Pastor Valle-Garay, Former Consul General of Nicaragua in Canada (1979-1988) for the Sandinista government: Negroponte `looked the other way'

""Exquisitely dangerous" indeed. Duncan Campbell's account of John Dimitri Negroponte's tenure as United States Ambassador to Honduras (1981-1985) during the Contra war against the Sandinista government of Nicaragua, is certainly a premonition of what Iraq can expect.
In Central America, Negroponte left a trail of blood. In the '80s more than 200,000 people were killed in Nicaragua, El Salvador, Honduras and Guatemala as a result of President Ronald Reagan's support of brutal military regimes in the area.
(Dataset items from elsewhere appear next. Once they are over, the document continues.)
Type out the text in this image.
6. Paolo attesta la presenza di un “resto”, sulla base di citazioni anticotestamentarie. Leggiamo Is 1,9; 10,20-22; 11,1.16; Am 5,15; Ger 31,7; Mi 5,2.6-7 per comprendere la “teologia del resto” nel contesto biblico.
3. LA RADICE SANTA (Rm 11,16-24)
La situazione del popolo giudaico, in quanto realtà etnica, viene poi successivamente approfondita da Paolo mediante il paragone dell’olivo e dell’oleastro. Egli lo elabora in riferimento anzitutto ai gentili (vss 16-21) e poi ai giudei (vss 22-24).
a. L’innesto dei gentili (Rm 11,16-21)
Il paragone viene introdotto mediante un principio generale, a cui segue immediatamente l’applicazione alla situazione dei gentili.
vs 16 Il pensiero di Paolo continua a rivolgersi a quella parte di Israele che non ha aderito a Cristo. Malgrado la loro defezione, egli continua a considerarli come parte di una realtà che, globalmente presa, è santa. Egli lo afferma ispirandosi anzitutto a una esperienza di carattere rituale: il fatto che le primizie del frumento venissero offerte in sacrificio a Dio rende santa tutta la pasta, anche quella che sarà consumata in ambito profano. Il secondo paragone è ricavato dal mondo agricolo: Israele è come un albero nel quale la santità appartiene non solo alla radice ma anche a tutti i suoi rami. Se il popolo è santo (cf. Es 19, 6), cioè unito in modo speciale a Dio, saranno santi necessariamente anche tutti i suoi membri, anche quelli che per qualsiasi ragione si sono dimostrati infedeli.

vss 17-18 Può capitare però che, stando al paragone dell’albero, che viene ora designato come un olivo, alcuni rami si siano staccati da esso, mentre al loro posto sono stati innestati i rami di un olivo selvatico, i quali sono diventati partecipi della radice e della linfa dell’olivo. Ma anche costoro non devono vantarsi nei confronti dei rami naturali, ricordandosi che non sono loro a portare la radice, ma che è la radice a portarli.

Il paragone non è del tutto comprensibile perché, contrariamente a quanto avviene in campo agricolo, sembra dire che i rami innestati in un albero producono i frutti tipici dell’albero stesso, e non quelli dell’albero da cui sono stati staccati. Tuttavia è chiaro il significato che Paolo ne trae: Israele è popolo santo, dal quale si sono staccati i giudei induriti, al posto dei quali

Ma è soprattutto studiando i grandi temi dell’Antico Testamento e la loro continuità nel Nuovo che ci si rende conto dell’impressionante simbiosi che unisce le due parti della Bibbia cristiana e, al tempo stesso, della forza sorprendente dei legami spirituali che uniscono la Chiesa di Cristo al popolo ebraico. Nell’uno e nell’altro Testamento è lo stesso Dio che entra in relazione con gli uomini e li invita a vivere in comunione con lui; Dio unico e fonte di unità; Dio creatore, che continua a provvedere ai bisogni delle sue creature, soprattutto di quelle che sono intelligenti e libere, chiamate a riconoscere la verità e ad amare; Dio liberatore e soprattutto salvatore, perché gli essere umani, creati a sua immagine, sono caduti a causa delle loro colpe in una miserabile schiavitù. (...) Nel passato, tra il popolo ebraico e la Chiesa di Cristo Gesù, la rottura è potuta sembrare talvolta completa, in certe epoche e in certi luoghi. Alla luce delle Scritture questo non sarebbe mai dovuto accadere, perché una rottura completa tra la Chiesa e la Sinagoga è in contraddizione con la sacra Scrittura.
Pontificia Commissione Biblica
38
More than 3 million fled the violence sponsored by Reagan, and continued by former President George H. W. Bush.
Negroponte's role was that of a White House policy enforcer. In the process, he violated the U.S. Congress ban on aid to the Contra forces. U.S. government documents show that Negroponte, who was at the helm of what was then commonly known as the USS Honduras as a result of the massive U.S. military build- up of that impoverished nation, and Vice-President Bush elaborated a plan to funnel Contra aid money through the Honduran government.
Negroponte also befriended some of the most sadistic graduates of the U.S. School of the Americas. Known throughout Latin America as the School of Assassins, the U.S. army training centre produced Honduran Chief of the Armed Forces Gustavo Alvarez Martinez, accused of atrocities against civilians and General Luis Alonso Discua, founder of Battalion 3-61, a military death squad, legendary for its brutal torture and killing methods.
Both generals would later acknowledge that Negroponte sanctioned their terrorist actions against captured Sandinista soldiers, Salvadoran refugees, and Honduran civilians suspected of being Communist sympathizers. In 1983 Reagan awarded Alvarez the Legion of Merit for "encouraging the success of democratic processes in Honduras." The Honduran Commission on Human Rights accused Negroponte himself of human rights violations.
Although Negroponte was generally considered a pivotal Machiavellian character in Central America's bloodbath, he would eventually testify before a U.S. Congressional hearing that he was unaware of any human rights' violations when he served as U.S Ambassador in Honduras. Not unlike today's official White House position disavowing prisoners' torture in Guantanamo and Iraq.
It certainly appears that his Central American résumé eminently qualifies Negroponte for the post of U.S. Ambassador to Iraq. It is doubtful however that he will fare as well in the Middle East.
While both Tegucigalpa and Baghdad were turned into armed fortresses by the U.S. government, there was no insurgency in Honduras. Negroponte was relatively safe to do as he pleased. Iraq is a different story, a far cry from the exquisitely dangerous times Negroponte spent in Central America. In Iraq, he would be well advised not to look the other way."